E’ invece consentita la pubblicità di tutti gli altri farmaci, ricompresi nella categoria generale “OTC” (dall’inglese “over the counter”: “vicino alla cassa”) che “per la loro composizione ed il loro obbiettivo terapeutico, sono concepiti e realizzati per essere utilizzati senza intervento di un medico per la diagnosi, la prescizione o la sorveglianza nel corso del trattamento e, se necessario, con il consiglio del farmacista” (art. 3).
Sempre all’art.3 (5° comma) del medesimo Decreto Legislativo è previsto che “in pubblicazioni a stampa, trasmissioni radiotelevisive e in messaggi non a carattere pubblicitario comunque diffusi al pubblico, è vietato menzionare la denominazione di un medicinale in un contesto che possa favorire il consumo del prodotto.
La violazione del divieto comporta l’applicazione della sanzione amministrativa da Euro 5.164,57 a Euro 30.987,41”.

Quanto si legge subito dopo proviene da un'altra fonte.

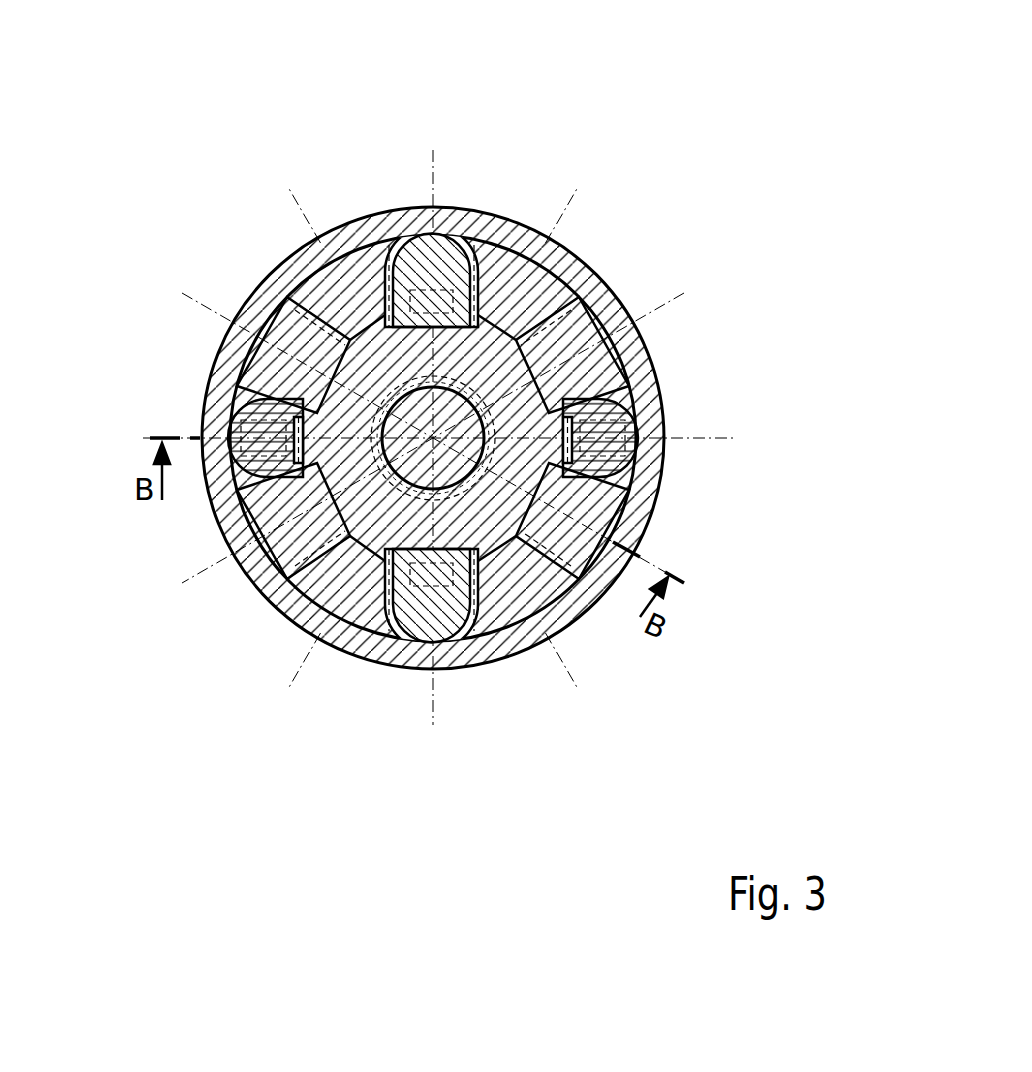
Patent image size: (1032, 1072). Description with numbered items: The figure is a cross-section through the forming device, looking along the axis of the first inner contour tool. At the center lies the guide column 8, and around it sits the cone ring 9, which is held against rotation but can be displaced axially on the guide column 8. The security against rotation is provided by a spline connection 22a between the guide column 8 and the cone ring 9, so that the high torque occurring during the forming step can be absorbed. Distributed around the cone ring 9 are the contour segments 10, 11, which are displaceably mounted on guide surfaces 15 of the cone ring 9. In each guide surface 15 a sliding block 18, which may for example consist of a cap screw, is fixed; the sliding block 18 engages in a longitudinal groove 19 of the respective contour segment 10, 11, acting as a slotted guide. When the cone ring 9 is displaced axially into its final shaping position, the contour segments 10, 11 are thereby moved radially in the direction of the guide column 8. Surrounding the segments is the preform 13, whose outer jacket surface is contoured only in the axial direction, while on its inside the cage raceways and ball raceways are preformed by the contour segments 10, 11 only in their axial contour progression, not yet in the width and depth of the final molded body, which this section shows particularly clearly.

Dal quadro sopra sinteticamente descritto, deriva in sintesi quanto segue:
- i medici che intervengano nei servizi o programmi, dovranno rigorosamente attenersi alle disposizioni del Codice Deontologico di riferimento, così come sopra ricordate;
- nei servizi o programmi non dovrà essere attuata alcuna forma di pubblicità, diretta o indiretta o “occulta” che dir si voglia, di prodotti farmacologici di qualsivolgia tipologia e natura, con configurabilità di illeciti maggiormente gravi in caso di pubblicità relativa a prodotti fornibili solo dietro presentazione di ricetta medica o prodotti “SOP”;
- il confine tra l’illecita pubblicità indiretta di un farmaco - nell’ambito di trasmissioni televisive o radiofoniche ( così come nel caso di pubblicazioni a mezzo stampa) - ed una corretta e lecita informazione e divulgazione scientifica, è da correlarsi alla veridicità, correttezza e rigorosità scientifica delle affermazioni di volte in volta sottosposte all’attenzione del pubblico.
Così, a titolo esemplificativo, se in una trasmissione venisse riferita l’efficacia di una particolare “tipologia” di farmaci (senza ovviamente indicarne la denominazione commerciale) per la cura di una rara patologia, non dovrebbe essere configurato alcun illecito qualora dette informazioni risultino essere veritiere e scientificamente rigorose e tali da non dare origine a timori infondati o “spinte consumistiche”.